On Tuesday 29 April 2003 11:28, Tom Goulet (UID0) wrote:
> > You shouldn't need the ipmasq package, NAT has been built into iptables
> > for ages.
>
> <blinks>  I need the ipmasq package (or some other way to run Iptables
> with the right rules) because the box is an IP masquerading router.

Ok, obviously the ipmasq package does something other than what I thought it 
does. I'd assumed it was something similar to the additional ip masquerade 
tools that are required for ipchains to do NAT correctly.

> > A rule like this should do the trick:
> > iptables -t nat -A PREROUTING -p tcp -d $external-ip --dport
> > $external-port \ -j DNAT --to $internal-ip:$internal-port
>
> Should this work with my existing, complicated set of Iptables rules?

Depends. As this is an "append" rule it might break if there are any 
DENY/REJECT rules before it in the chain, in which case it would be a matter 
of tweaking the position in the chain. Also, if you've got DENY/REJECTs in 
your FORWARD chain, these will potentially effect your connections too.

> This does the same thing all my other attempts have done:  Change my
> error message from "Connection refused" to "Connection timed out".
>
> I'm sure the other end is listening.

In that case, you might need to put an explicit allow in the FORWARD chain for 
that IP. It would depend on your ruleset.

> > $internal-ip in the last one can be changed to the network range, and
> > will allow general NAT for that network.
>
> It's not legal to put hyphens in shell variable names, by the way :-).

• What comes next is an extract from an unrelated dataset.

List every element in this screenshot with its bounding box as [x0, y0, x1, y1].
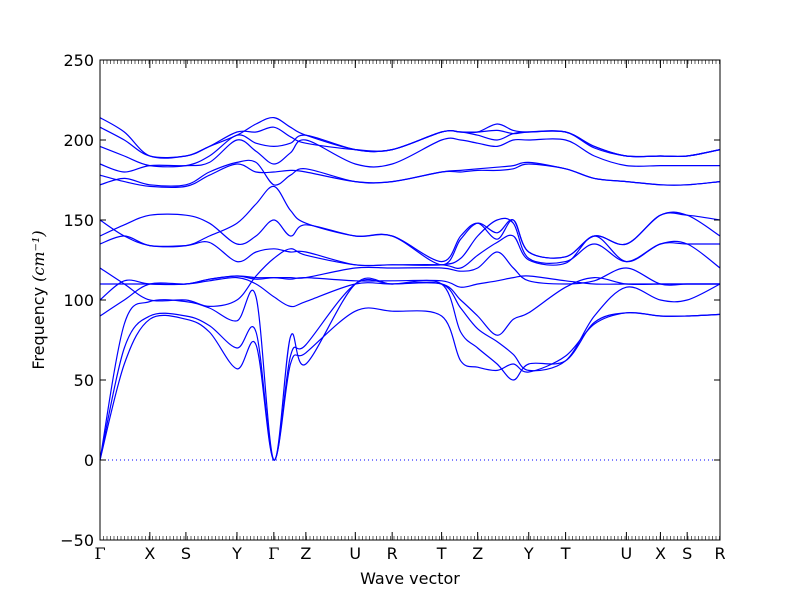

I'd just stripped those lines out of my present firewall code and formatted it 
as an example. Sorry about that. :)

> I was assuming that lots of people used the ipmasq package with Iptables
> and lots of people needed to forward ports and lots of people
> immediately knew how and were just going to point me to a Debian page
> that I missed, but I guess not :o.

Not I .. taking a quick look at it, it appears it's one of those 
auto-generating firewall scripts. I tend to avoid them myself.